Offering support and holding out hope
Supporting those with PTSD may not come easy. Those who are struggling with this difficult disorder may have a tough time with sleep. They may have a difficult time being in crowds. They may jump at the sound of firecrackers or a car backfiring. Things that most people consider enjoyable may lead to fear in those with PTSD—for example, going to the movie theatre, shopping at a mall or attending a sporting event.
It can be frustrating to have plans changed or cancelled, deal with someone who is irritable due to insomnia, or be awakened in the middle of the night because a loved one has had a nightmare, again. Sometimes, the symptoms of PTSD are even more severe and cause significant problems within relationships.
However, families can work together to cope with this disorder. One of the most important factors is the installation of hope. PTSD does not have to be something that the service member deals with forever. It does not have to be something that robs those with PTSD from having healthy relationships and joyful lives. There is hope for recovery and stability. And, having the family there for support, and possibly involvement in the PTSD therapy, may aid in the effectiveness of the treatment for the individual with PTSD (Monson, Macdonald, and Brown-Bowers, 2012).
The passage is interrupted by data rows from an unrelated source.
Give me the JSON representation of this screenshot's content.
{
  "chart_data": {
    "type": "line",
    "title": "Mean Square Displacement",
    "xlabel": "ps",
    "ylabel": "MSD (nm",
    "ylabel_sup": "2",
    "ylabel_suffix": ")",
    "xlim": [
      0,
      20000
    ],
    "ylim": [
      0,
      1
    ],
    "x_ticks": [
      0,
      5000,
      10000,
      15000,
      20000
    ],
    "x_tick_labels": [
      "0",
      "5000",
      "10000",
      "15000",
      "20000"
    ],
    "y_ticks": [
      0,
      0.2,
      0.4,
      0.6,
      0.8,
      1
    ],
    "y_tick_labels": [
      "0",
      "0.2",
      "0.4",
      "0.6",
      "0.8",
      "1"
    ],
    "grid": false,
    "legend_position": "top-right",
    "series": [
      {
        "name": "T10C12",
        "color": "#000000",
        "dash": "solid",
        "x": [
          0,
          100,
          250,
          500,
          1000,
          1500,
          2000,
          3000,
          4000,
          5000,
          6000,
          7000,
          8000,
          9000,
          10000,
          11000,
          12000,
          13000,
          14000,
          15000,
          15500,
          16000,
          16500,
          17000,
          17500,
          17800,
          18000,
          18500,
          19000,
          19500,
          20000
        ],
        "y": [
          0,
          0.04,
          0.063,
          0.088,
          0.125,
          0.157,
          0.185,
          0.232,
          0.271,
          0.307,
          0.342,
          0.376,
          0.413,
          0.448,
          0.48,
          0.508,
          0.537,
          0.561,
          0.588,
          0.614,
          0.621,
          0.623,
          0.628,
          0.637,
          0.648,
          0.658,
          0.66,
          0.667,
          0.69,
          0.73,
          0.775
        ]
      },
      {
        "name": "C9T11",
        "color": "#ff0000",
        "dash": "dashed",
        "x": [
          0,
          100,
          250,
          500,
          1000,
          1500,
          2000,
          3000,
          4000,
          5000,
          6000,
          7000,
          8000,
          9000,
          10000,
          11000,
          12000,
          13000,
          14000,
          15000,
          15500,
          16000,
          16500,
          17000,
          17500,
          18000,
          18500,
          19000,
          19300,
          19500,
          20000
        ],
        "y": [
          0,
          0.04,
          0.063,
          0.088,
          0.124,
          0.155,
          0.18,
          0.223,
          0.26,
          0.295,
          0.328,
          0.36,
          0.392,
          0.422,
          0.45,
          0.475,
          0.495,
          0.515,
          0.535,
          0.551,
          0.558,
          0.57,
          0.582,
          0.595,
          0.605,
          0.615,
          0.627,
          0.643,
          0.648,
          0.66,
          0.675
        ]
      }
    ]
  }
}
Does someone you care about have PTSD? Here are some basic tips for supporting your suffering loved one:
- Let them know you are there for them, but give them space. Allow your loved one to take personal time outs so that they can work through some of their symptoms without taking anything out on the family. Don’t hover or constantly ask them to talk about their memories. Allow them to share what and when they want to share. If they want to share something with you that is too difficult for you to hear, gently tell them that you want them to be able to talk about their memories but suggest they share those with their mental health professional.
- Learn to be flexible. If they are willing to try shopping, for example, be willing to leave when your loved one is ready to or drive separate cars and allow them to leave when they are ready. Don’t force your loved one to continue with the status quo as if nothing has changed. They may no longer like crowds or fireworks or large family gatherings. Your patience and understanding will mean a lot. And, remember, this doesn’t mean they will never want to go to the movies again. Just perhaps not right now.
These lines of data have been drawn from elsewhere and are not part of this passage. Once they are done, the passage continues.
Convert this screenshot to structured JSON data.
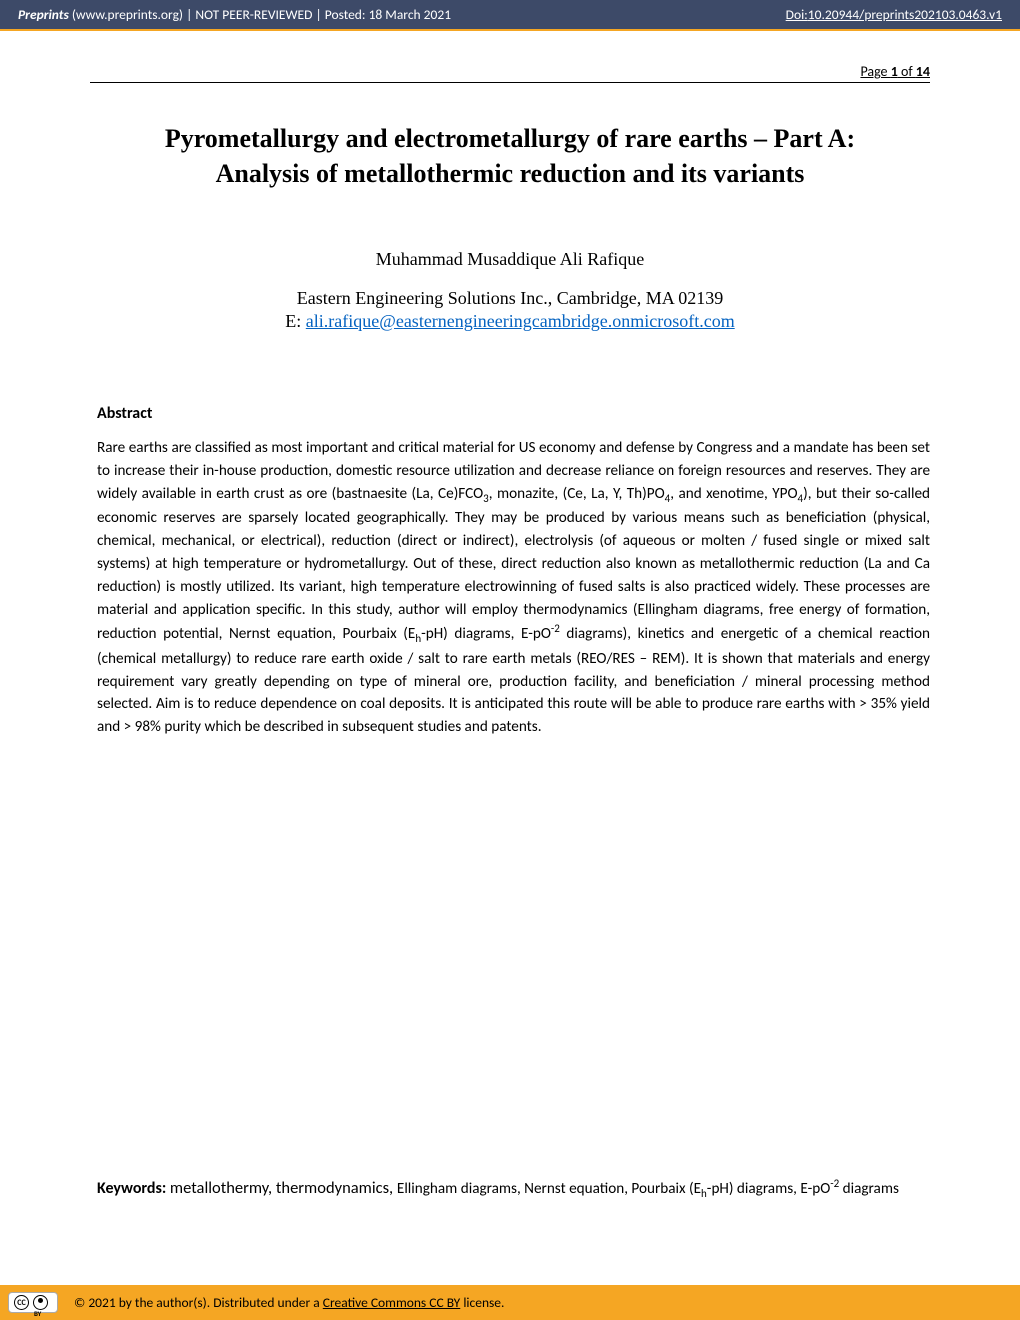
{
  "header": {
    "site_name": "Preprints",
    "site_url": "(www.preprints.org)",
    "divider": "  |  ",
    "peer_status": "NOT PEER-REVIEWED",
    "posted_label": "Posted: ",
    "posted_date": "18 March 2021",
    "doi_label": "Doi:",
    "doi_value": "10.20944/preprints202103.0463.v1",
    "bg_color": "#3d4a68",
    "accent_color": "#f5a623",
    "text_color": "#ffffff"
  },
  "page_info": {
    "prefix": "Page ",
    "current": "1",
    "of": " of ",
    "total": "14"
  },
  "title": {
    "line1": "Pyrometallurgy and electrometallurgy of rare earths – Part A:",
    "line2": "Analysis of metallothermic reduction and its variants",
    "font_family": "Times New Roman",
    "font_size_pt": 20
  },
  "author": "Muhammad Musaddique Ali Rafique",
  "affiliation": "Eastern Engineering Solutions Inc., Cambridge, MA 02139",
  "email": {
    "prefix": "E: ",
    "address": "ali.rafique@easternengineeringcambridge.onmicrosoft.com",
    "link_color": "#0563c1"
  },
  "abstract": {
    "heading": "Abstract",
    "body_html": "Rare earths are classified as most important and critical material for US economy and defense by Congress and a mandate has been set to increase their in-house production, domestic resource utilization and decrease reliance on foreign resources and reserves. They are widely available in earth crust as ore (bastnaesite (La, Ce)FCO<sub>3</sub>, monazite, (Ce, La, Y, Th)PO<sub>4</sub>, and xenotime, YPO<sub>4</sub>), but their so-called economic reserves are sparsely located geographically. They may be produced by various means such as beneficiation (physical, chemical, mechanical, or electrical), reduction (direct or indirect), electrolysis (of aqueous or molten / fused single or mixed salt systems) at high temperature or hydrometallurgy. Out of these, direct reduction also known as metallothermic reduction (La and Ca reduction) is mostly utilized. Its variant, high temperature electrowinning of fused salts is also practiced widely. These processes are material and application specific. In this study, author will employ thermodynamics (Ellingham diagrams, free energy of formation, reduction potential, Nernst equation, Pourbaix (E<sub>h</sub>-pH) diagrams, E-pO<sup>-2</sup> diagrams), kinetics and energetic of a chemical reaction (chemical metallurgy) to reduce rare earth oxide / salt to rare earth metals (REO/RES – REM). It is shown that materials and energy requirement vary greatly depending on type of mineral ore, production facility, and beneficiation / mineral processing method selected. Aim is to reduce dependence on coal deposits. It is anticipated this route will be able to produce rare earths with > 35% yield and > 98% purity which be described in subsequent studies and patents.",
    "font_size_pt": 11
  },
  "keywords": {
    "label": "Keywords: ",
    "big_part": "metallothermy, thermodynamics, ",
    "rest_html": "Ellingham diagrams, Nernst equation, Pourbaix (E<sub>h</sub>-pH) diagrams, E-pO<sup>-2</sup> diagrams"
  },
  "footer": {
    "cc_label": "CC",
    "by_label": "BY",
    "text_prefix": "© 2021 by the author(s). Distributed under a ",
    "link_text": "Creative Commons CC BY",
    "text_suffix": " license.",
    "bg_color": "#f5a623"
  }
}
- Participate in their mental health treatment. Understand what treatment your loved one is going through, and be available to help your loved one in any way you can. For example, help ensure that they have quiet and private space to complete practice assignments at home. Also, know the treatment plan and attend sessions if and when asked. It may also be helpful for you to participate in a support group for those whose loved ones have PTSD (Many Vet Centers offer these.).
- Pray. John Bunyan said, “You can do more than pray, after you have prayed, but you cannot do more than pray until you have prayed.” As Christians, we must pray. We must pray for those that are suffering, for those that love them, and for their relationships. Above all, we should offer those that are suffering the hope that can only be found in Jesus Christ. He tells us clearly in John 16:33 that we will have trouble in this world. However, many forget the first part of that verse, which includes this promise: “in me, you may have peace.” This peace through Christ is what can sustain a loved one during the trial and recovery of PTSD.
Taking the journey with someone who has PTSD is not easy, but support is not only important, it may also be essential to a loved one’s recovery.
Medical University of South Carolina (2009). Retrieved from https://cpt.musc.edu.
Monson, C., Macdonald, A., & Brown-Bowers, A. (2012). Couple/family therapy for posttraumatic stress disorder: Review to facilitate interpretation of VA/DOD clinical practice guidelines. Journal of Rehabilitation Research and Development, 49(5), 717-728.